Domani, il sesto board dell’anno della BCE non dovrebbe esitare alcuna decisione sulla politica monetaria nell’Eurozona. Molto probabile, infatti, che il governatore Mario Draghi usi parole più chiare sui termini della cessazione del “quantitative easing” alla successiva riunione di fine ottobre, quando dovrà preparare definitivamente i mercati all’una o l’altra direzione. Scontato il mantenimento dei tassi ai livelli attuali, ossia ai minimi storici. La fine degli stimoli, che verranno dimezzati già da ottobre e fino a dicembre a 15 miliardi di euro al mese, non riguarderà i soli titoli di stato, bensì pure i corporate bond.
Obbligazioni europee senza bussola, spazzatura spacciata per titoli di lusso
Inoltre, si assiste a un ridimensionamento delle distanze tra le due classi di bond dal mese di luglio, quando lo spread aveva raggiunto i 280 bp. In sostanza, nelle ultime settimane di estate i bond “spazzatura” hanno sovraperformato quelli di qualità medio-alta. Quale possibile spiegazione per questa apparente, pur ancora debole, inversione di tendenza rispetto agli 8-9 mesi precedenti? Negli ultimi 3 mesi, i mercati sono stati preparati da Draghi alla fine imminente degli stimoli e al primo rialzo dei tassi, che verosimilmente sarà deciso nella seconda metà dell’anno prossimo, data la promessa di non aumentare il costo del denaro “fino all’estate 2019”. L’avvio del “tapering” sta coincidendo, com’è ovvio, con una ripresa dell’inflazione attorno al target della BCE per la prima volta da 5 anni e mezzo.

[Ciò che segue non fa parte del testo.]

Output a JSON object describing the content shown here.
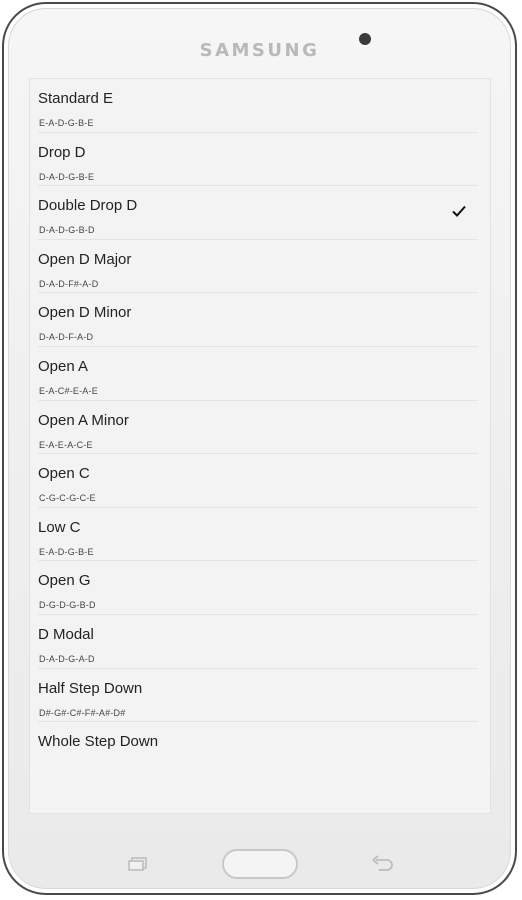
{
  "device": {
    "brand": "SAMSUNG"
  },
  "tunings": [
    {
      "name": "Standard E",
      "notes": "E-A-D-G-B-E",
      "selected": false
    },
    {
      "name": "Drop D",
      "notes": "D-A-D-G-B-E",
      "selected": false
    },
    {
      "name": "Double Drop D",
      "notes": "D-A-D-G-B-D",
      "selected": true
    },
    {
      "name": "Open D Major",
      "notes": "D-A-D-F#-A-D",
      "selected": false
    },
    {
      "name": "Open D Minor",
      "notes": "D-A-D-F-A-D",
      "selected": false
    },
    {
      "name": "Open A",
      "notes": "E-A-C#-E-A-E",
      "selected": false
    },
    {
      "name": "Open A Minor",
      "notes": "E-A-E-A-C-E",
      "selected": false
    },
    {
      "name": "Open C",
      "notes": "C-G-C-G-C-E",
      "selected": false
    },
    {
      "name": "Low C",
      "notes": "E-A-D-G-B-E",
      "selected": false
    },
    {
      "name": "Open G",
      "notes": "D-G-D-G-B-D",
      "selected": false
    },
    {
      "name": "D Modal",
      "notes": "D-A-D-G-A-D",
      "selected": false
    },
    {
      "name": "Half Step Down",
      "notes": "D#-G#-C#-F#-A#-D#",
      "selected": false
    },
    {
      "name": "Whole Step Down",
      "notes": "",
      "selected": false
    }
  ],
  "icons": {
    "selected": "checkmark-icon",
    "nav_recent": "recent-apps-icon",
    "nav_home": "home-button",
    "nav_back": "back-icon"
  }
}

Saranno premiati i titoli “spazzatura”?
In teoria, così come il varo del QE avrebbe contribuito in misura preponderante a dimezzare lo spread tra “investment grade” e “junk”, abbassando al contempo i livelli assoluti dei rendimenti di entrambe le categorie, adesso dovrebbe verificarsi il processo opposto, nel senso che la lievitazione dei tassi sul mercato europeo farebbe venire meno l’esigenza avvertita dagli investitori negli ultimi anni di andare a caccia di rendimento, anche al costo di assumersi rischi maggiori. Insomma, passeremmo dal “hunt for yield” al “fly to quality”. Ma siamo sicuri che sarà così? In fondo, l’inflazione al 2% nell’Eurozona rende ormai un investimento in perdita quello realizzato acquistando titoli a rating elevato fino alle scadenze medio-lunghe, mentre così non è per i titoli meno solidi. Prendiamo il bond Eni 2026 con cedola 1,5%: rendimento lordo all’1,5% e netto di poco superiore all’1%. Con un’inflazione media annua del 2%, da qui alla scadenza subiremmo una perdita cumulata lorda del 4% e netta il doppio. Chiaramente, trattasi di un’obbligazione ad alta qualità. Perché mai un investitore dovrebbe accontentarsi di perdere denaro, quando potrebbe guadagnarne puntando su titoli formalmente poco affidabili, ma che con un’economia in ripresa potrebbero sorprendere in positivo? A titolo di confronto e restando sempre in Italia (stesso rischio sovrano), il bond Telecom 2027 e cedola 2,375% offre un rendimento lordo del 3,1%. Se non temiamo credibilmente nel crac della compagnia, dovremmo optare per le sue emissioni, anziché per quelle più spilorce degli altri colossi industriali.
La situazione analoga si ha sul mercato dei bond sovrani. La curva media delle scadenze nell’area ci dice che per ottenere un rendimento almeno pari all’inflazione bisognerebbe acquistare titoli dai 25 anni in su, mentre fino agli 8,5 anni stiamo ancora sotto l’1% e fino ai 2 anni e mezzo sottozero.